The researchers sequenced HIV from lymph nodes and peripheral blood samples obtained from five patients who were virologically suppressed on ART for 2 to 13 years. The researchers assessed HIV RNA levels and compared the number of infected cells in each sample. They also analyzed integration sites from infected cells to determine whether there was a difference.
“You might imagine that if there is ongoing replication in the lymph node and not in the blood, we would find a different profile of HIV integration sites in these two locations,” Kearney said.
Although the researchers identified a greater fraction of infected cells in lymph nodes that expressed HIV RNA than in peripheral blood of some patients, there was no statistically significant difference in the levels of HIV in lymph node cells, suggesting that they are not on the replication pathway, according to Kearney.
“While [it] is a small sample, the results were consistent across all five [patients],” she said. “The study was well powered because we didn’t find any differences in all five patients.
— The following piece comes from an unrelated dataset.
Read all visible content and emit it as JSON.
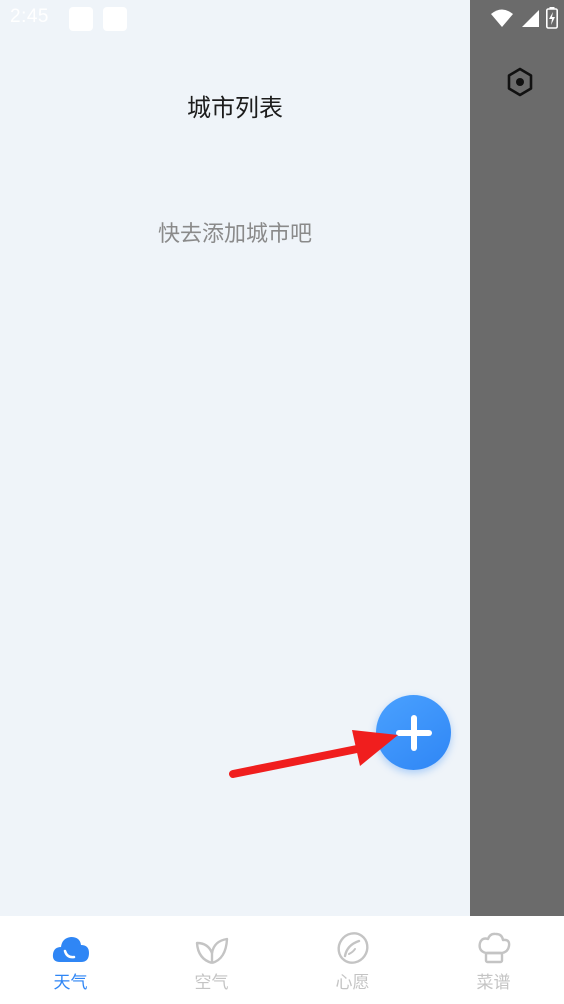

We conclude that ART is fully potent in the lymph node just as it is in the blood and that if we are going to cure HIV infection, we need to target cells that were already infected prior to starting treatment and that are likely persisting through clonal proliferation.” – by Stephanie Viguers
McManus WR, et al. Abstract 70. Presented at: Conference on Retroviruses and Opportunistic Infections; March 4-7, 2018; Boston.
Rasmussen TA, et al. Abstract 71. Presented at: Conference on Retroviruses and Opportunistic Infections; March 4-7, 2018; Boston.
Disclosures: Kearney and Rasmussen report no relevant financial disclosures.